SE-0425: 128-bit Integer Types

IMO, when considering a type's encoded representation, the use of the type itself is not the most relevant consideration. If you're doing serious number crunching, you're not going to want to decode integers on-the-fly; you're going to want to perform that work in advance in a separate pipeline step, have your numbers all decoded, and then crunch them.

So the most relevant consideration is that decoding pipeline step. Set against all the other typical overheads that decoding using Decoder typically involves, is there a significant performance difference between decoding a string or a pair of ints? My intuition says that it won't be significant, but no data has been presented either way.

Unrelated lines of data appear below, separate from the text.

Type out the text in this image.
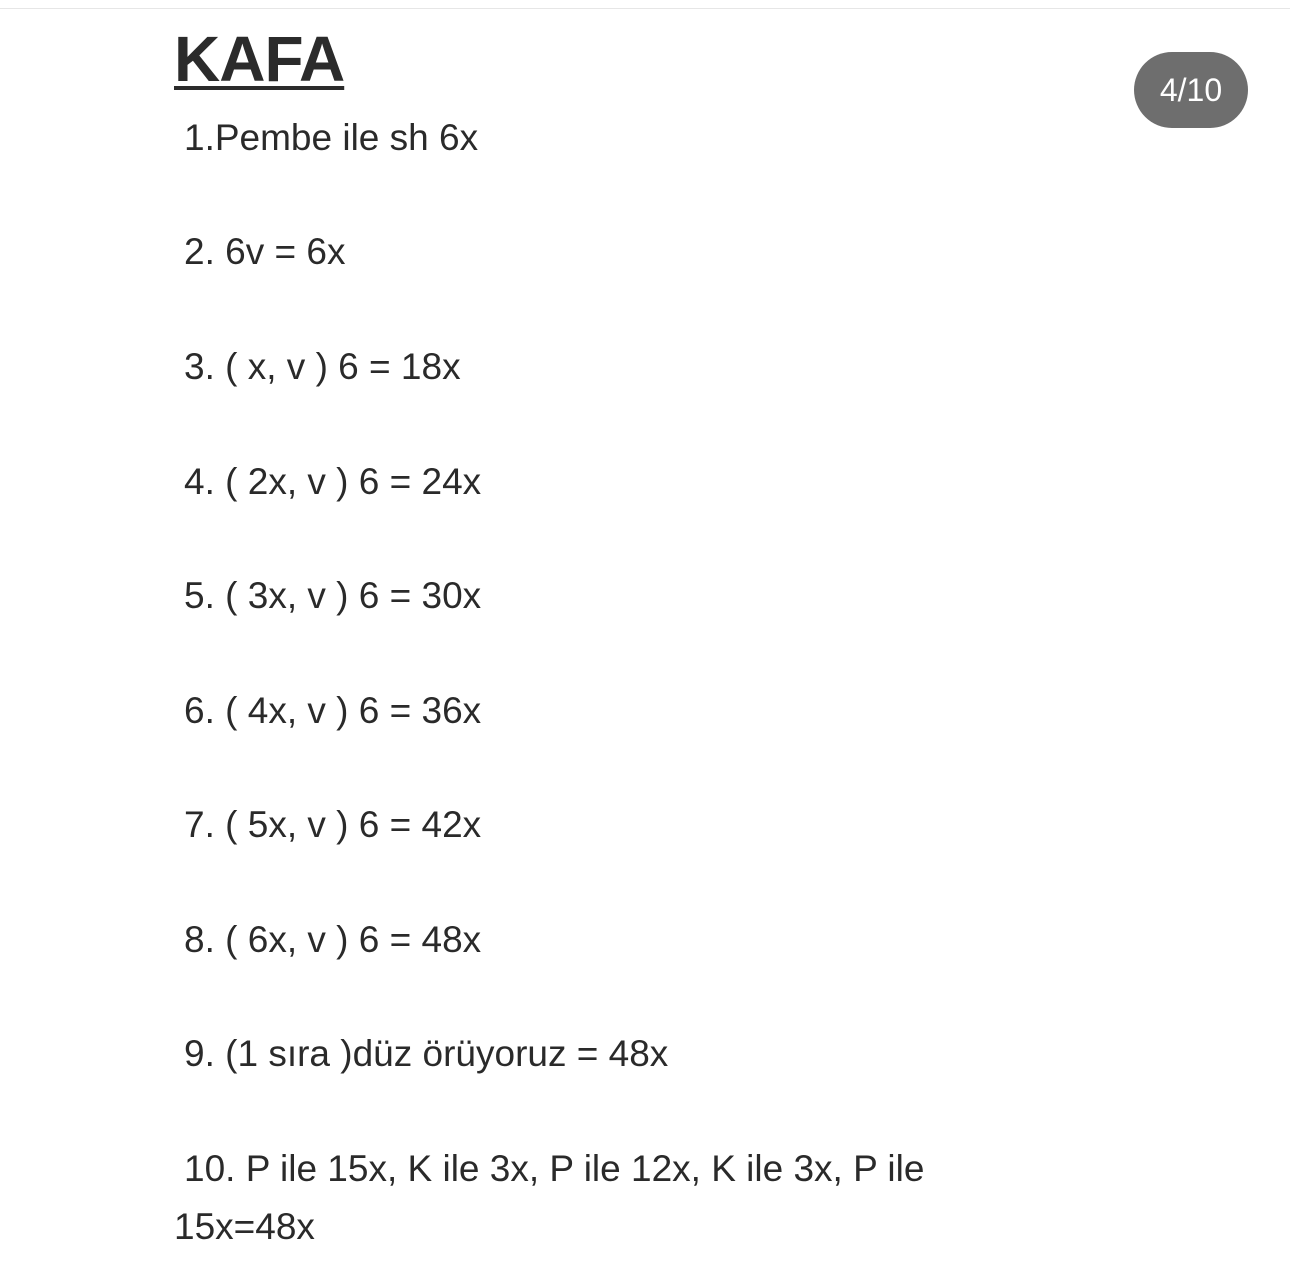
KAFA	4/10
1.Pembe ile sh 6x
2. 6v = 6x
3. ( x, v ) 6 = 18x
4. ( 2x, v ) 6 = 24x
5. ( 3x, v ) 6 = 30x
6. ( 4x, v ) 6 = 36x
7. ( 5x, v ) 6 = 42x
8. ( 6x, v ) 6 = 48x
9. (1 sıra )düz örüyoruz = 48x
10. P ile 15x, K ile 3x, P ile 12x, K ile 3x, P ile 15x=48x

I'm not sure about calling it a "temporary hack", but yes. Let's say you use a package such as XMLCoder, CodableCSV, or Yams, and you want to encode a model type using a 128-bit integer.

Eventually those libraries may be updated with native support for 128-bit integers (or not), but until they are, your model data still needs to be encoded using some combination of existing primitives.

Another thing that is worth considering related to this is that if/when they are updated, they will need to support decoding from both their native format and this fallback representation. I think we should probably work through what that is going to look like for them, and add a separate method to make it easier if necessary. I think they're going to have to implement methods such as UnkeyedDecodingContainer.decode(_ type: Int128.Type) to implement their native formats, but also call in to the protocol's default implementation to support the fallback.

I know it can be awkward to call a protocol's default implementation when you also have a custom implementation. So we should think about that.

It is certainly more human-readable than a binary format! But people can always argue about whether complex concepts are presented in an easily digestible manner. But if that's the metric, many of the world's most important literary works, from Plato's Republic to Das Kapital, would barely qualify as human-readable.

There is no generic concept of a native encoding for 128-bit integers (or anything else for that matter). That is something that encoders/decoders can do by implementing the requirements @beccadax suggested.

It may be that Foundaton's JSONEncoder chooses the approach you've described, but you'd need to ask the Foundation maintainers. They may also allow various approaches using configuration options, as they do for date encoding.